Lorenzo

Hace pocos días que Lorenzo se fue. Tengo la sensación, el deseo impropio de decir que «me abandonó», pero sé que no es justo con él, que nunca hubiese hecho tal cosa. Simplemente es la vida, la vida misma, y la constante ausencia de aquellos que queremos y que, de manera egoísta, tal vez, quisiéramos tener siempre a nuestro lado. Lorenzo se fue porque su tiempo llegó, porque cumplió con sus cometidos en esta Tierra (hacerme feliz durante trece años fue uno de esos cometidos, y lo hizo a la perfección), y se fue porque estaba cansado. Así es como funciona, nos guste o no, estemos de acuerdo, o no.



Cuesta mucho, por supuesto, para quienes nos quedamos aquí, tomar conciencia de esos momentos en que esos seres queridos nos acompañaban de manera puntual. A las seis de la tarde, indefectiblemente, lo sacaba a pasear; y ahora, cada día, las seis de la tarde han pasado a ser la hora precisa de un vacío, de una carencia, de la ausencia de Lorenzo y su alegría frente a la puerta que nos llevaría a la calle. La escoba con la que barro el piso es solo una escoba, y no uno de sus juguetes preferidos. Y así con todos esos momentos puntuales: la hora de la comida, la hora del sueño, la hora del mimo.
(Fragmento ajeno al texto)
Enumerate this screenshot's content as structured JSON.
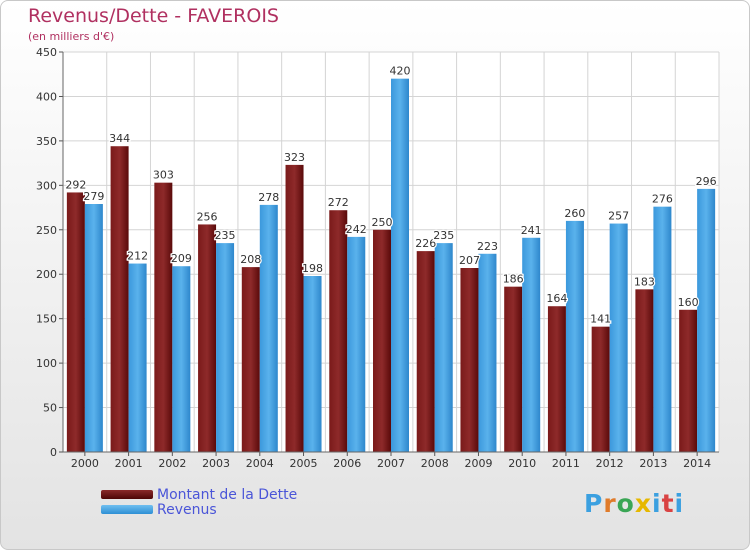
{
  "chart_data": {
    "type": "bar",
    "title": "Revenus/Dette - FAVEROIS",
    "subtitle": "(en milliers d'€)",
    "categories": [
      "2000",
      "2001",
      "2002",
      "2003",
      "2004",
      "2005",
      "2006",
      "2007",
      "2008",
      "2009",
      "2010",
      "2011",
      "2012",
      "2013",
      "2014"
    ],
    "series": [
      {
        "name": "Montant de la Dette",
        "values": [
          292,
          344,
          303,
          256,
          208,
          323,
          272,
          250,
          226,
          207,
          186,
          164,
          141,
          183,
          160
        ],
        "color": "#6e1414"
      },
      {
        "name": "Revenus",
        "values": [
          279,
          212,
          209,
          235,
          278,
          198,
          242,
          420,
          235,
          223,
          241,
          260,
          257,
          276,
          296
        ],
        "color": "#3d9ee0"
      }
    ],
    "ylim": [
      0,
      450
    ],
    "yticks": [
      0,
      50,
      100,
      150,
      200,
      250,
      300,
      350,
      400,
      450
    ],
    "grid": true,
    "legend_position": "bottom-left"
  },
  "logo_text": "Proxiti"
}
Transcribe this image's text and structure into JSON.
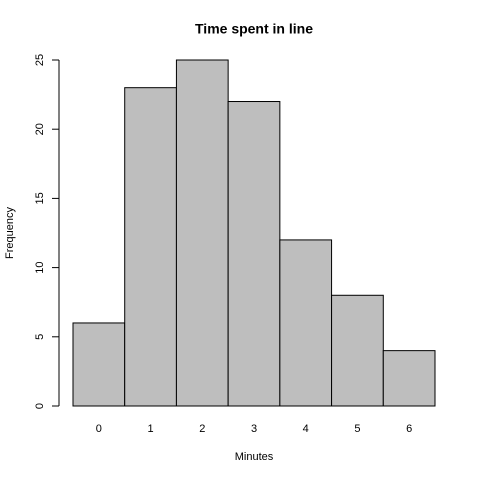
{
  "chart_data": {
    "type": "bar",
    "title": "Time spent in line",
    "x_label": "Minutes",
    "y_label": "Frequency",
    "categories": [
      "0",
      "1",
      "2",
      "3",
      "4",
      "5",
      "6"
    ],
    "values": [
      6,
      23,
      25,
      22,
      12,
      8,
      4
    ],
    "color": "#bebebe",
    "ylim": [
      0,
      25
    ],
    "yticks": [
      0,
      5,
      10,
      15,
      20,
      25
    ],
    "grid": false
  }
}
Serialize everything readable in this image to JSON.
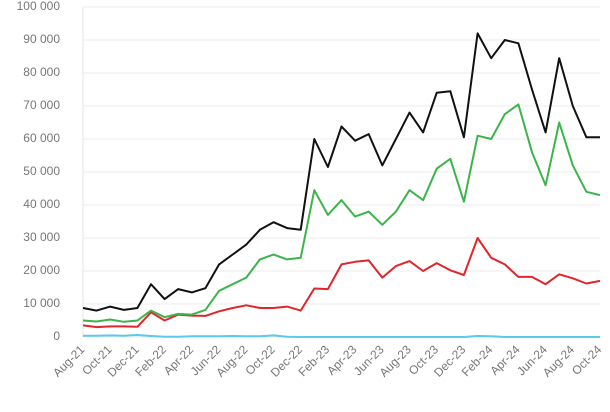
{
  "chart_data": {
    "type": "line",
    "categories": [
      "Aug-21",
      null,
      "Oct-21",
      null,
      "Dec-21",
      null,
      "Feb-22",
      null,
      "Apr-22",
      null,
      "Jun-22",
      null,
      "Aug-22",
      null,
      "Oct-22",
      null,
      "Dec-22",
      null,
      "Feb-23",
      null,
      "Apr-23",
      null,
      "Jun-23",
      null,
      "Aug-23",
      null,
      "Oct-23",
      null,
      "Dec-23",
      null,
      "Feb-24",
      null,
      "Apr-24",
      null,
      "Jun-24",
      null,
      "Aug-24",
      null,
      "Oct-24"
    ],
    "series": [
      {
        "color": "#5bc8f0",
        "values": [
          400,
          400,
          500,
          400,
          600,
          300,
          100,
          100,
          200,
          200,
          200,
          300,
          200,
          200,
          500,
          100,
          0,
          0,
          0,
          0,
          0,
          0,
          0,
          0,
          0,
          0,
          0,
          0,
          0,
          300,
          200,
          0,
          0,
          0,
          0,
          0,
          0,
          0,
          0
        ]
      },
      {
        "color": "#e0262b",
        "values": [
          3500,
          3000,
          3200,
          3200,
          3100,
          7500,
          5000,
          6800,
          6500,
          6400,
          7800,
          8800,
          9600,
          8800,
          8800,
          9200,
          8000,
          14700,
          14500,
          22000,
          22800,
          23200,
          18000,
          21500,
          23000,
          20000,
          22400,
          20200,
          18800,
          30000,
          24000,
          22000,
          18200,
          18200,
          16000,
          19000,
          17800,
          16200,
          17000
        ]
      },
      {
        "color": "#3cb44b",
        "values": [
          5000,
          4700,
          5300,
          4600,
          5000,
          8000,
          6000,
          7000,
          6800,
          8200,
          14000,
          16000,
          18000,
          23500,
          25000,
          23500,
          24000,
          44500,
          37000,
          41500,
          36500,
          38000,
          34000,
          38000,
          44500,
          41500,
          51000,
          54000,
          41000,
          61000,
          60000,
          67500,
          70500,
          56000,
          46000,
          65000,
          52000,
          44000,
          43000
        ]
      },
      {
        "color": "#111111",
        "values": [
          8800,
          8000,
          9200,
          8200,
          8800,
          16000,
          11500,
          14500,
          13500,
          14800,
          22000,
          25000,
          28000,
          32500,
          34800,
          33000,
          32500,
          60000,
          51500,
          63800,
          59500,
          61500,
          52000,
          60000,
          68000,
          62000,
          74000,
          74500,
          60500,
          92000,
          84500,
          90000,
          89000,
          75000,
          62000,
          84500,
          70000,
          60500,
          60500
        ]
      }
    ],
    "ylim": [
      0,
      100000
    ],
    "yticks": [
      0,
      {
        "value": 10000,
        "label": "10 000"
      },
      {
        "value": 20000,
        "label": "20 000"
      },
      {
        "value": 30000,
        "label": "30 000"
      },
      {
        "value": 40000,
        "label": "40 000"
      },
      {
        "value": 50000,
        "label": "50 000"
      },
      {
        "value": 60000,
        "label": "60 000"
      },
      {
        "value": 70000,
        "label": "70 000"
      },
      {
        "value": 80000,
        "label": "80 000"
      },
      {
        "value": 90000,
        "label": "90 000"
      },
      {
        "value": 100000,
        "label": "100 000"
      }
    ],
    "grid": true
  }
}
El tiempo, siempre, pone las cosas en su lugar: lima asperezas, encuadra situaciones, magnifica recuerdos, relega al olvido a quien corresponde. Sé que así será con los recuerdos de Lorenzo. Sé que con el paso del tiempo el dolor será menor y los recuerdos, más bellos y graciosos. Sé que esto es uno de los tantos trucos que el tiempo usa para protegernos y de los que tenemos que estar agradecidos; de lo contrario no podríamos llevar adelante esta cosa extraña y maravillosa que llamamos vida.
Extraño mucho a mi amigo, y lo extrañaré; y a pesar del dolor de hoy, agradezco infinitamente las alegrías que me dió ayer, y que las recordaré mañana, y siempre.